Brad Upton will coach hurdlers at EWU and riff at Spokane Comedy Club
A number of pundits wrote that sports and comedians do not mix after ABC’s failed experiment with cerebral comic Dennis Miller as a Monday Night Football color commentator, who fell upon Damocles’ sword, babe, in 2001.
However, jocks and jesters can co-exist. When Brian Regan was excelling on the gridiron at Heidelberg College but struggling with his accounting classes, his football coach suggested a switch to theater – and it worked. Regan eventually became a stand-up.
Fellow clean humorist Jim Gaffigan played college football for Purdue and Georgetown.
And then there is Tri-Cities native Brad Upton, who was a hurdler a generation ago at Eastern Washington University.
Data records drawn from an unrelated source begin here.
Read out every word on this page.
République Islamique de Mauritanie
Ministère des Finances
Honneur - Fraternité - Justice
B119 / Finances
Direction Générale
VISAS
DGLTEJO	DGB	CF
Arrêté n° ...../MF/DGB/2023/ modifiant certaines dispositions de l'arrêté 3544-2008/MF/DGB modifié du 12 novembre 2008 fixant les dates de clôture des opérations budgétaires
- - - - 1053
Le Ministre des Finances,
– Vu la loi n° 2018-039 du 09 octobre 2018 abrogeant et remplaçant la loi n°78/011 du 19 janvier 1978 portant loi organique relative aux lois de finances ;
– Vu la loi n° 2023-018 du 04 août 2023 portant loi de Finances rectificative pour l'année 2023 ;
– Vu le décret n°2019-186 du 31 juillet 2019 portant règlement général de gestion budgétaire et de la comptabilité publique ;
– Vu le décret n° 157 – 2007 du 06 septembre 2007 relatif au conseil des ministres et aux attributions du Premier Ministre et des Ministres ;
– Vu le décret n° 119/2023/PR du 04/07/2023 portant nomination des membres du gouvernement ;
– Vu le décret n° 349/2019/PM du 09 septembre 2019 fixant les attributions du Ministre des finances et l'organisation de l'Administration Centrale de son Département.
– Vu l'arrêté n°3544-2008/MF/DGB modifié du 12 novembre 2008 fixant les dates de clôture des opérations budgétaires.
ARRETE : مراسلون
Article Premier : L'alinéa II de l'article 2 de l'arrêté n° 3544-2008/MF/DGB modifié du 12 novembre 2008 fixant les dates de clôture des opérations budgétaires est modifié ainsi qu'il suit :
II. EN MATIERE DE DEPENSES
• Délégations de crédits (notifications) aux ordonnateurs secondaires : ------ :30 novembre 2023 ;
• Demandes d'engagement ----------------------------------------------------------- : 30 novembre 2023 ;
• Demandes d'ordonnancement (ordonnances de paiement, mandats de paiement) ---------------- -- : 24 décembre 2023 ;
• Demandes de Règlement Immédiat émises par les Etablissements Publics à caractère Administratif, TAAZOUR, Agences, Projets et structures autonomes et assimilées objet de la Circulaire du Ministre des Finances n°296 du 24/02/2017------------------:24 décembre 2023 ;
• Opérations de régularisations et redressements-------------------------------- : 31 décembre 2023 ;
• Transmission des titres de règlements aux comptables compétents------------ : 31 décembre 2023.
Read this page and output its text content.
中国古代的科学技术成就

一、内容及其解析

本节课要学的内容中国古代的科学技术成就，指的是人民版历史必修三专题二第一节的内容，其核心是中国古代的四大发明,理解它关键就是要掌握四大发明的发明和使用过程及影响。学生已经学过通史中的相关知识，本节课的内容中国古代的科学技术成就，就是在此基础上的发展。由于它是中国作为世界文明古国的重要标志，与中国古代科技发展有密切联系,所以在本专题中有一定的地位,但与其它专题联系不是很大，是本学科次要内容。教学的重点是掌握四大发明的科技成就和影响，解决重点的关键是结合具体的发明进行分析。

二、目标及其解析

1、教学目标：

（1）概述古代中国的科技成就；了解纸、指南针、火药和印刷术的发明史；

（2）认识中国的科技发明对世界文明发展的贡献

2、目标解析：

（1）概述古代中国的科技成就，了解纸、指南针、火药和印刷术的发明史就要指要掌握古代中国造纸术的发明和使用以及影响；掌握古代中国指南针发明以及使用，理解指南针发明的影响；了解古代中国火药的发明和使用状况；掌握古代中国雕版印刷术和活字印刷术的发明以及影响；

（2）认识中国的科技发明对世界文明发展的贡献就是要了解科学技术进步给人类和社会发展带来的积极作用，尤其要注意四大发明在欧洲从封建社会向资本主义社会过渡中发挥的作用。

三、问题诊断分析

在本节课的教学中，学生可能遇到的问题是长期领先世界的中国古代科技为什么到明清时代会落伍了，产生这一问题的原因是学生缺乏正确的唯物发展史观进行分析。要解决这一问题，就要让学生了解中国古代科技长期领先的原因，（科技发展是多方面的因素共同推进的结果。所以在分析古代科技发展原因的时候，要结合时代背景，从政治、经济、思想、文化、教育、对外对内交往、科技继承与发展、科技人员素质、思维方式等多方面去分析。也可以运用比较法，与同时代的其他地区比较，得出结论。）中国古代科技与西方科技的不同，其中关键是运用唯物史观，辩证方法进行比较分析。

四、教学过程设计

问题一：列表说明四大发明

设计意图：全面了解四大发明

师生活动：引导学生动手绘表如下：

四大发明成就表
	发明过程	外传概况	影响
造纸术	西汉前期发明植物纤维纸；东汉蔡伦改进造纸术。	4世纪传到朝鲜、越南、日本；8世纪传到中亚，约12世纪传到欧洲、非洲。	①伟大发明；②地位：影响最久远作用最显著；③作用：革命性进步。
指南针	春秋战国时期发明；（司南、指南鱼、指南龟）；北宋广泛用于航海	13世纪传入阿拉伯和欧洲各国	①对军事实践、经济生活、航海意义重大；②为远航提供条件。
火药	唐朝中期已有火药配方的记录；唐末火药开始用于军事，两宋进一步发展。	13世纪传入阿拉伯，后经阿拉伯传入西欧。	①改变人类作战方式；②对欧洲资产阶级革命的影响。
Whenever the veteran comic returns to perform at Spokane Comedy Club, he stops by his alma mater to guest-coach with the school’s track and field coach Stan Kerr.
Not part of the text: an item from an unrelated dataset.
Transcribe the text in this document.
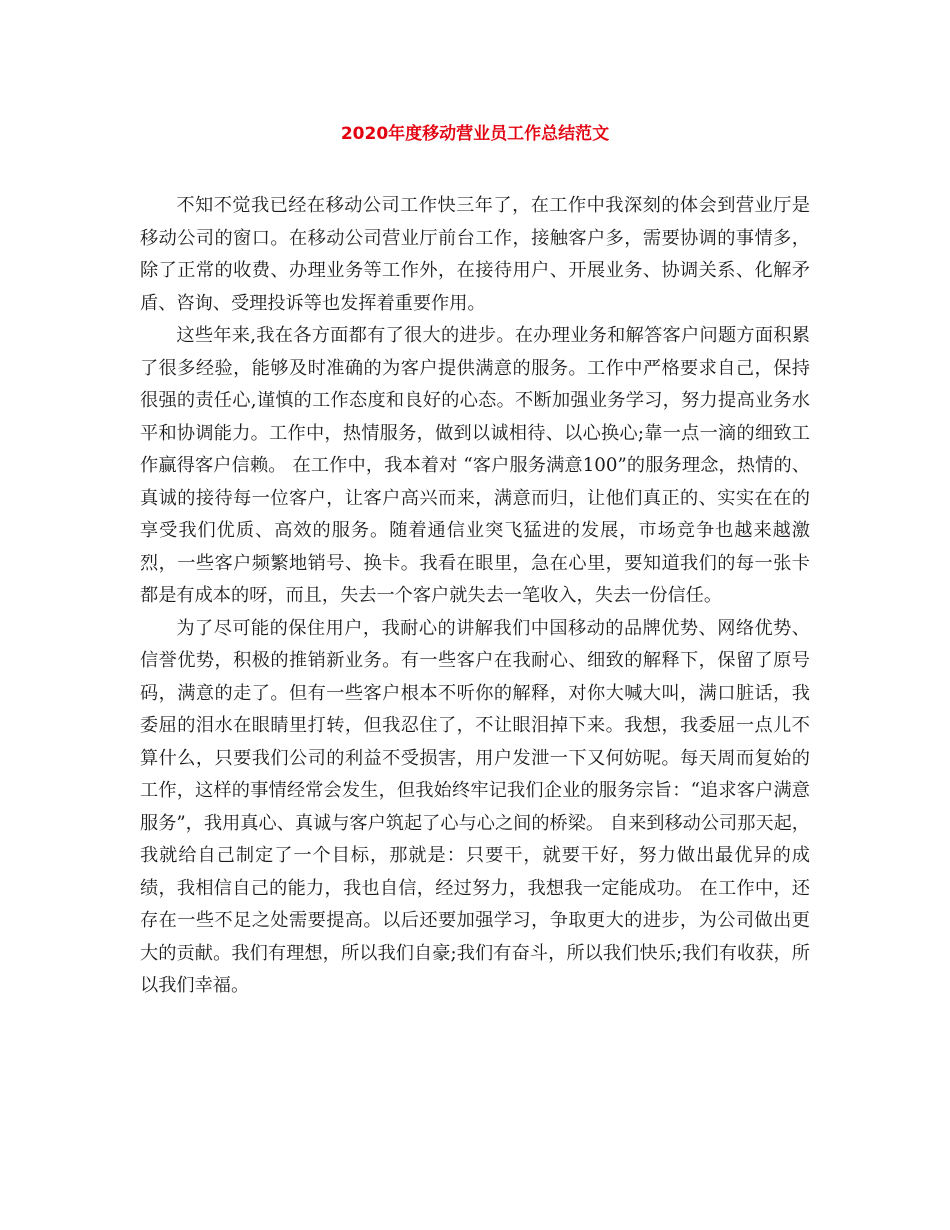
2020年度移动营业员工作总结范文

不知不觉我已经在移动公司工作快三年了，在工作中我深刻的体会到营业厅是移动公司的窗口。在移动公司营业厅前台工作，接触客户多，需要协调的事情多，除了正常的收费、办理业务等工作外，在接待用户、开展业务、协调关系、化解矛盾、咨询、受理投诉等也发挥着重要作用。

这些年来,我在各方面都有了很大的进步。在办理业务和解答客户问题方面积累了很多经验，能够及时准确的为客户提供满意的服务。工作中严格要求自己，保持很强的责任心,谨慎的工作态度和良好的心态。不断加强业务学习，努力提高业务水平和协调能力。工作中，热情服务，做到以诚相待、以心换心;靠一点一滴的细致工作赢得客户信赖。 在工作中，我本着对 “客户服务满意100”的服务理念，热情的、真诚的接待每一位客户，让客户高兴而来，满意而归，让他们真正的、实实在在的享受我们优质、高效的服务。随着通信业突飞猛进的发展，市场竞争也越来越激烈，一些客户频繁地销号、换卡。我看在眼里，急在心里，要知道我们的每一张卡都是有成本的呀，而且，失去一个客户就失去一笔收入，失去一份信任。

为了尽可能的保住用户，我耐心的讲解我们中国移动的品牌优势、网络优势、信誉优势，积极的推销新业务。有一些客户在我耐心、细致的解释下，保留了原号码，满意的走了。但有一些客户根本不听你的解释，对你大喊大叫，满口脏话，我委屈的泪水在眼睛里打转，但我忍住了，不让眼泪掉下来。我想，我委屈一点儿不算什么，只要我们公司的利益不受损害，用户发泄一下又何妨呢。每天周而复始的工作，这样的事情经常会发生，但我始终牢记我们企业的服务宗旨：“追求客户满意服务”，我用真心、真诚与客户筑起了心与心之间的桥梁。 自来到移动公司那天起，我就给自己制定了一个目标，那就是：只要干，就要干好，努力做出最优异的成绩，我相信自己的能力，我也自信，经过努力，我想我一定能成功。 在工作中，还存在一些不足之处需要提高。以后还要加强学习，争取更大的进步，为公司做出更大的贡献。我们有理想，所以我们自豪;我们有奋斗，所以我们快乐;我们有收获，所以我们幸福。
“I like going back to Eastern Washington just like I enjoy going to the comedy club when I come back to Spokane,” Upton said while calling from his Seattle home. “There are similarities between track and field and comedy. I get the same feeling from when I used to get ready and take off my sweats and stand behind the block as I do now when I’m introduced to perform.”
Upton is off and running whether he’s on the track or delivering comedy. The former elementary school teacher believes there is a common denominator between teaching fourth-graders and connecting with comedy club denizens.
“There is not much difference between teaching 10-year olds and entertaining a room full of drunks,” Upton cracked. “Often, I’ll be up there just amusing myself.”
When Upton performs Friday and Saturday at Spokane Comedy Club, expect the observational humorist to riff on family life.
“I’ll talk about raising our two children with my wife and being married and being an empty nester. I’ll also make fun of 20-somethings since both of my kids are in that age range,” Upton said. “I don’t understand a lot of 20-somethings. I was talking to a comic friend, and he told me his 25-year-old son is super-smart, but he’s addicted to gaming. How could that be smart?”
Upton is impressed how Spokane has changed without altering the core of the city.
“If you come down Sunset Hill, the skyline looks the same to me as it always did,” Upton said. “But when you walk around downtown, there are some nice new restaurants, and there are some cool brew pubs, and Kendall Yards is so nice. I would sell my house here in Seattle and move to Spokane if it weren’t for winter. I’m always looking for more weather. I can do without snow.”
That might explain why Upton is returning to Spokane prior to winter. “I love everything about Spokane but the cold,” Upton said.